Music: Loudon Wainwright III :: Red Guitar
May 17, 2003

Billing System

Working bit by bit on a PHP/MySQL customer tracking / service management / invoicing system for birdhouse hosting over the past couple of weeks. An hour here and there in the evenings and it’s coming together, slowly but surely. Between this and a professor / bio / course / description / location / scheduling system just completed for the jschool, and I’m learning a lot about many-to-many table design lately (intermediate reference tables).
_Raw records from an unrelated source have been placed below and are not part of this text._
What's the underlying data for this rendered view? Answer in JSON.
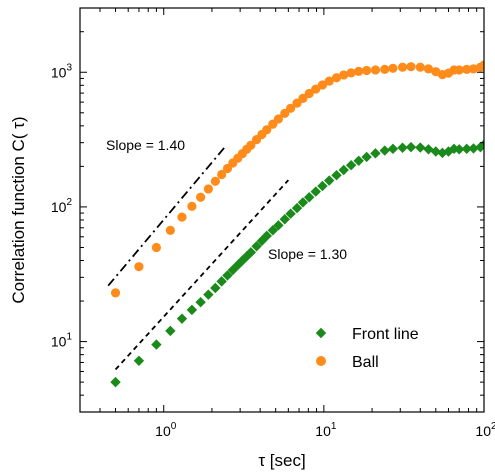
{
  "chart_data": {
    "type": "scatter",
    "xscale": "log",
    "yscale": "log",
    "xlim": [
      0.3,
      100
    ],
    "ylim": [
      3,
      3000
    ],
    "xlabel": "τ [sec]",
    "ylabel": "Correlation function C( τ)",
    "xticks": [
      {
        "value": 1,
        "base": "10",
        "exp": "0"
      },
      {
        "value": 10,
        "base": "10",
        "exp": "1"
      },
      {
        "value": 100,
        "base": "10",
        "exp": "2"
      }
    ],
    "yticks": [
      {
        "value": 10,
        "base": "10",
        "exp": "1"
      },
      {
        "value": 100,
        "base": "10",
        "exp": "2"
      },
      {
        "value": 1000,
        "base": "10",
        "exp": "3"
      }
    ],
    "legend_position": "bottom-right",
    "series": [
      {
        "name": "Front line",
        "color": "#1a8a1a",
        "marker": "diamond",
        "points": [
          [
            0.5,
            5.0
          ],
          [
            0.7,
            7.2
          ],
          [
            0.9,
            9.5
          ],
          [
            1.1,
            12.0
          ],
          [
            1.3,
            14.8
          ],
          [
            1.5,
            17.2
          ],
          [
            1.7,
            19.6
          ],
          [
            1.9,
            22.3
          ],
          [
            2.1,
            25.0
          ],
          [
            2.3,
            28.0
          ],
          [
            2.5,
            31
          ],
          [
            2.7,
            34
          ],
          [
            2.9,
            37
          ],
          [
            3.1,
            40
          ],
          [
            3.3,
            43
          ],
          [
            3.5,
            46
          ],
          [
            3.8,
            51
          ],
          [
            4.1,
            56
          ],
          [
            4.4,
            61
          ],
          [
            4.8,
            67
          ],
          [
            5.2,
            73
          ],
          [
            5.7,
            81
          ],
          [
            6.2,
            89
          ],
          [
            6.8,
            98
          ],
          [
            7.4,
            108
          ],
          [
            8.1,
            118
          ],
          [
            8.9,
            130
          ],
          [
            9.8,
            143
          ],
          [
            10.8,
            157
          ],
          [
            12.0,
            172
          ],
          [
            13.3,
            188
          ],
          [
            14.8,
            204
          ],
          [
            16.5,
            220
          ],
          [
            18.5,
            235
          ],
          [
            21,
            250
          ],
          [
            24,
            262
          ],
          [
            27,
            270
          ],
          [
            31,
            275
          ],
          [
            35,
            278
          ],
          [
            40,
            276
          ],
          [
            45,
            268
          ],
          [
            50,
            258
          ],
          [
            55,
            252
          ],
          [
            60,
            258
          ],
          [
            65,
            270
          ],
          [
            70,
            268
          ],
          [
            78,
            270
          ],
          [
            86,
            272
          ],
          [
            95,
            278
          ],
          [
            100,
            290
          ]
        ]
      },
      {
        "name": "Ball",
        "color": "#ff8c1a",
        "marker": "circle",
        "points": [
          [
            0.5,
            23
          ],
          [
            0.7,
            36
          ],
          [
            0.9,
            50
          ],
          [
            1.1,
            67
          ],
          [
            1.3,
            84
          ],
          [
            1.5,
            101
          ],
          [
            1.7,
            118
          ],
          [
            1.9,
            136
          ],
          [
            2.1,
            155
          ],
          [
            2.3,
            174
          ],
          [
            2.5,
            193
          ],
          [
            2.7,
            212
          ],
          [
            2.9,
            230
          ],
          [
            3.1,
            249
          ],
          [
            3.3,
            268
          ],
          [
            3.5,
            287
          ],
          [
            3.8,
            316
          ],
          [
            4.1,
            345
          ],
          [
            4.4,
            374
          ],
          [
            4.8,
            412
          ],
          [
            5.2,
            450
          ],
          [
            5.7,
            495
          ],
          [
            6.2,
            540
          ],
          [
            6.8,
            590
          ],
          [
            7.4,
            640
          ],
          [
            8.1,
            695
          ],
          [
            8.9,
            750
          ],
          [
            9.8,
            805
          ],
          [
            10.8,
            860
          ],
          [
            12.0,
            910
          ],
          [
            13.3,
            955
          ],
          [
            14.8,
            990
          ],
          [
            16.5,
            1015
          ],
          [
            18.5,
            1030
          ],
          [
            21,
            1040
          ],
          [
            24,
            1050
          ],
          [
            27,
            1070
          ],
          [
            31,
            1090
          ],
          [
            35,
            1100
          ],
          [
            40,
            1090
          ],
          [
            45,
            1060
          ],
          [
            50,
            1010
          ],
          [
            55,
            960
          ],
          [
            60,
            985
          ],
          [
            65,
            1040
          ],
          [
            70,
            1040
          ],
          [
            78,
            1050
          ],
          [
            86,
            1060
          ],
          [
            95,
            1090
          ],
          [
            100,
            1130
          ]
        ]
      }
    ],
    "fit_lines": [
      {
        "label": "Slope = 1.40",
        "style": "dashdot",
        "x": [
          0.45,
          2.45
        ],
        "y": [
          26,
          285
        ]
      },
      {
        "label": "Slope = 1.30",
        "style": "dashed",
        "x": [
          0.5,
          6.0
        ],
        "y": [
          6.2,
          158
        ]
      }
    ]
  }
}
Music: Will Oldham :: Every Mother’s Son
May 16, 2003

Beet

It seems like Amy has photographed mostly Miles for the past eight months, but lately she’s been returning to her art more frequently. Now she’s working digitally rather than analog (we converted her darkroom into Miles’ bedroom a year ago). She was shooting this beet last night.

(When I narrated this to her just now she thought I said “She was shooting speed last night.“)

Music: Jack Johnson :: Rodeo Clowns
May 15, 2003

Overheard

Outside my office door, students walk past, sometimes I can hear their cell phone conversations. Today, a beautiful day. Sun shining, air crisp, pine trees swaying. And I hear a student barking, nearly yelling into a phone:

“Sorry, I’m stuck in traffic. Yeah, it’s bumper to bumper. It’s going to be a while.”